Google has taken a step that is simultaneously logical and troubling: the company has officially embedded content from Reddit, forums, and social networks into its AI Overviews and AI Mode blocks — its AI tools within search. The new block was named Expert Advice or Community Perspectives depending on the query context.
The logic is clear. Millions of people search Google daily for answers to questions like "how to treat a cold without antibiotics" or "what to do if an employer doesn't pay wages." Real experience from real people is often more useful than SEO-optimized corporate text. Reddit has long been a de facto knowledge base for such queries — it's no coincidence that Google signed a multi-million dollar partnership deal with it in 2024 for data access.

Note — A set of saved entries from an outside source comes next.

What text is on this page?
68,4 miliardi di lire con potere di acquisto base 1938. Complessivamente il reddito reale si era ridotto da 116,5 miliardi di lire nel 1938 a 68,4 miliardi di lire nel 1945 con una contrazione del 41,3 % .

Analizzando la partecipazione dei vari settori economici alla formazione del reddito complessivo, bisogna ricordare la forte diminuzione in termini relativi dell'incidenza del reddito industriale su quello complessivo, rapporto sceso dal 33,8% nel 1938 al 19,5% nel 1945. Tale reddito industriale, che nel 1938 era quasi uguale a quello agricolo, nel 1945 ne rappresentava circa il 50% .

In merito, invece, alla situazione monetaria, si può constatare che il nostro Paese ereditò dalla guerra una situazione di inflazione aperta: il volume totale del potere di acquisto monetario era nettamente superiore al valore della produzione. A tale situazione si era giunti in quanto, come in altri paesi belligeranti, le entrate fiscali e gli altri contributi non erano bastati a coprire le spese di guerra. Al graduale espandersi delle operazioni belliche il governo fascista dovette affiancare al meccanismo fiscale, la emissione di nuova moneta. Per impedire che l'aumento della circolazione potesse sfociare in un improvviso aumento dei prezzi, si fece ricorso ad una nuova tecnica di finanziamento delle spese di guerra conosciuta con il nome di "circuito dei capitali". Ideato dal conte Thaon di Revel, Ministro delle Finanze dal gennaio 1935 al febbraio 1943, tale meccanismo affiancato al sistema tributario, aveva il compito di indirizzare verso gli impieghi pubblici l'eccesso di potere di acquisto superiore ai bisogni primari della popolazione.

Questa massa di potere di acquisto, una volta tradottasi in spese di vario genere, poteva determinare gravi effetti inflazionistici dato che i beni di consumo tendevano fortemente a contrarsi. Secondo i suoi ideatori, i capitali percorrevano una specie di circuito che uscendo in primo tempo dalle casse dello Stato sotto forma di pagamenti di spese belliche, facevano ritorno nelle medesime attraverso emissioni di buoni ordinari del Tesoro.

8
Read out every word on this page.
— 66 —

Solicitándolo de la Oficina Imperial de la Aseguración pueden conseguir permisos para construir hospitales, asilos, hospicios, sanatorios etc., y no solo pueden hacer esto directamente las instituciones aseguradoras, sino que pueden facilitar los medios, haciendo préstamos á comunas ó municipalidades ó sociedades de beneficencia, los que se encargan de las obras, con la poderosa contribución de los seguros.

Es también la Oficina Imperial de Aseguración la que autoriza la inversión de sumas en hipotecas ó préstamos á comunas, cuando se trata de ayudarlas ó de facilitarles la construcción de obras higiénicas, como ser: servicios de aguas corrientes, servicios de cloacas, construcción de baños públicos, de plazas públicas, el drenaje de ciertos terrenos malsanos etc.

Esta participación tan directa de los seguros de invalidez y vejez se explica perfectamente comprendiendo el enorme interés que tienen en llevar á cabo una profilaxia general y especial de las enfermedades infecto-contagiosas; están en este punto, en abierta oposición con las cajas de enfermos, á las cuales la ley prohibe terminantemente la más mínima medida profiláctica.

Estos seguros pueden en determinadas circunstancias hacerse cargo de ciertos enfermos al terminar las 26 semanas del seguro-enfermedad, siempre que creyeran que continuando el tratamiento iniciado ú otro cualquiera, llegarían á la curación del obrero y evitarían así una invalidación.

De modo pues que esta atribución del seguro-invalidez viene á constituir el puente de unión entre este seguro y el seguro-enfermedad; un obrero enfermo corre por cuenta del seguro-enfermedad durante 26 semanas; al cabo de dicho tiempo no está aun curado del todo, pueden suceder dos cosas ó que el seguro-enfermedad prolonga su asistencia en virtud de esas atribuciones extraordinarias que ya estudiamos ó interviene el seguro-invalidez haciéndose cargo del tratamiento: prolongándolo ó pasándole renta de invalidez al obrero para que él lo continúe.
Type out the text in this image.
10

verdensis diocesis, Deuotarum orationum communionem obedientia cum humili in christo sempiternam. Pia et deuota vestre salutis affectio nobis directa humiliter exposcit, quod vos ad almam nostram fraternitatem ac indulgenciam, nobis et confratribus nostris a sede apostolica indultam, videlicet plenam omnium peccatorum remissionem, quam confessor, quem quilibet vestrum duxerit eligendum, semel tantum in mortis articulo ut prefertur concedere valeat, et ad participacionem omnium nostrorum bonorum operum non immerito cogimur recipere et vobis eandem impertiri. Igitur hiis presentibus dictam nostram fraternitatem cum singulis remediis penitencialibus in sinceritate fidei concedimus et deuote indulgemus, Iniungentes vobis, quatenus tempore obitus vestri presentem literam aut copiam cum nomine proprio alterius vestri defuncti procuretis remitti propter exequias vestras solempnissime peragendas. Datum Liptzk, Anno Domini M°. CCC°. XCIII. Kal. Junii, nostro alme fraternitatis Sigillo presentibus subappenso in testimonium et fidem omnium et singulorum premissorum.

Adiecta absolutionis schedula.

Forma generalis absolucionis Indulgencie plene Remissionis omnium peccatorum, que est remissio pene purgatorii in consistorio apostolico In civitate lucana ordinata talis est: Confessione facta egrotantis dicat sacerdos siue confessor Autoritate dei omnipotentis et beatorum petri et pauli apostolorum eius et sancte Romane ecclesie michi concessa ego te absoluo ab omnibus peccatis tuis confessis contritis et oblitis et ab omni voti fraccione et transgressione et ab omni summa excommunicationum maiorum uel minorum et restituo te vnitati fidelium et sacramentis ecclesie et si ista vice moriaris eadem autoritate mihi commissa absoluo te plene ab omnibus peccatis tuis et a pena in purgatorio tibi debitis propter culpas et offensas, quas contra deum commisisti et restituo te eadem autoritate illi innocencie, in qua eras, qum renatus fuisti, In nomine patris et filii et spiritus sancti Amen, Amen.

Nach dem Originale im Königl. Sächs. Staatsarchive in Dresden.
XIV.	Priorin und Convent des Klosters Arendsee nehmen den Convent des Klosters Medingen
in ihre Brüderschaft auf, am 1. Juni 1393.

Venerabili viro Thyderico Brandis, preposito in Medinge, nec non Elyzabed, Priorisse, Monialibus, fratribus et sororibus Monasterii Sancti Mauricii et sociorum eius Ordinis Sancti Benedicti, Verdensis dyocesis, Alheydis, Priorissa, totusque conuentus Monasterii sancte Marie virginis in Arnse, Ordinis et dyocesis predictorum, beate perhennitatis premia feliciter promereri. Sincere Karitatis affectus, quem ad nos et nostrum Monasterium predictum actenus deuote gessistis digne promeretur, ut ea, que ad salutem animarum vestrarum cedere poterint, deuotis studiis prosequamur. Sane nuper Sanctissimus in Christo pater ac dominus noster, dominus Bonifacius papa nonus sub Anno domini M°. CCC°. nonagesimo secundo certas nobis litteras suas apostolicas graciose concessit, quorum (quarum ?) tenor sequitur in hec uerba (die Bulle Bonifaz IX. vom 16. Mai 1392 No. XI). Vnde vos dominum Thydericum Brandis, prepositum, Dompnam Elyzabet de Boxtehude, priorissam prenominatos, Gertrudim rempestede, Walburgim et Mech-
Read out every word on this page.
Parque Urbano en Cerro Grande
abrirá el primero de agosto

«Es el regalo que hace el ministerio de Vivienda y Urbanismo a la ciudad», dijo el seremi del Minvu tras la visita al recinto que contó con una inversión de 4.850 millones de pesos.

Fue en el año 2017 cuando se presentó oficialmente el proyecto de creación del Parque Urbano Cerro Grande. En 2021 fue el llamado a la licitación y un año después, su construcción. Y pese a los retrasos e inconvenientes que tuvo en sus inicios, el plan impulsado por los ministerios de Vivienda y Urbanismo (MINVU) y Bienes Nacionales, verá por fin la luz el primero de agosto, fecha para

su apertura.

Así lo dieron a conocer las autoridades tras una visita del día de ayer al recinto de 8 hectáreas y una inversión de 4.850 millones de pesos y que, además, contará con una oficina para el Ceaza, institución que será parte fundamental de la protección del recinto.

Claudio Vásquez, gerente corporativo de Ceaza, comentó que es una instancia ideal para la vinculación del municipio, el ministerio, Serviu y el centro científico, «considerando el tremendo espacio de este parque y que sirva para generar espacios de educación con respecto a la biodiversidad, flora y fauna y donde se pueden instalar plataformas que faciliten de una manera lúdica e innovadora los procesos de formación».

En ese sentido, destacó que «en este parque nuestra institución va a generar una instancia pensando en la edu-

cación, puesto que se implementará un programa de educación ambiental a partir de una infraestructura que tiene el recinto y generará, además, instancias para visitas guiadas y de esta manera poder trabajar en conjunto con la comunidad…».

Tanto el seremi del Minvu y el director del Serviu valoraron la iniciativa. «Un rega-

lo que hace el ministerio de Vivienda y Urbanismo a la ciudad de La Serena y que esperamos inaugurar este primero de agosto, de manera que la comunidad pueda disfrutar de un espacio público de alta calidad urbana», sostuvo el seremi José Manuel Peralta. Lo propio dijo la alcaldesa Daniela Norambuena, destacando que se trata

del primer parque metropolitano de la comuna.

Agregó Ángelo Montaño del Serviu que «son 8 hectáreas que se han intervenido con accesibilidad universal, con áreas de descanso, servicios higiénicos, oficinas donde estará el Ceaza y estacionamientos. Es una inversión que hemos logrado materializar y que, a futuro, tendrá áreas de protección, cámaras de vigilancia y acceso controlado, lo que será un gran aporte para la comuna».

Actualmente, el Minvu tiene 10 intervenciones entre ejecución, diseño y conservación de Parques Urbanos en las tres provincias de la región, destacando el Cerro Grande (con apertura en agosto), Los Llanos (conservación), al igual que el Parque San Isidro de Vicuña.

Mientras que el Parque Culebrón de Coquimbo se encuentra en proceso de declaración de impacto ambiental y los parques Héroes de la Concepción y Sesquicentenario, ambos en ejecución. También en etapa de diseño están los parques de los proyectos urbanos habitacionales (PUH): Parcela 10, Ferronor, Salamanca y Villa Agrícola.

The problem lies in the label. When the system marks a post by an anonymous forum user as Expert Advice, it blurs the line between verified expertise and someone's personal opinion. A person asking about drug interactions or legal rights may not notice the difference — especially if the answer looks convincing and has received many likes.
Google has not yet disclosed details about which signals determine whose comment will appear in the block and receive "expert" status. Is account verification taken into account? Reputation within a specific community? Number of votes? There are no answers to these questions — only a product that is already rolling out to users.
This is part of a broader transformation of search. Google is gradually converting it from a catalog of links into an answer system. AI synthesizes, summarizes, recommends — and now also decides whose opinion on the internet deserves expert status. Publications and authors who have spent years building reputation through editorial standards find themselves in the same block as anonymous descriptions of others' experiences.
If Google does not reveal the selection criteria and mechanism for marking content as "expert" — is there reason to trust this label more than any other recommendation algorithm we have already learned to verify?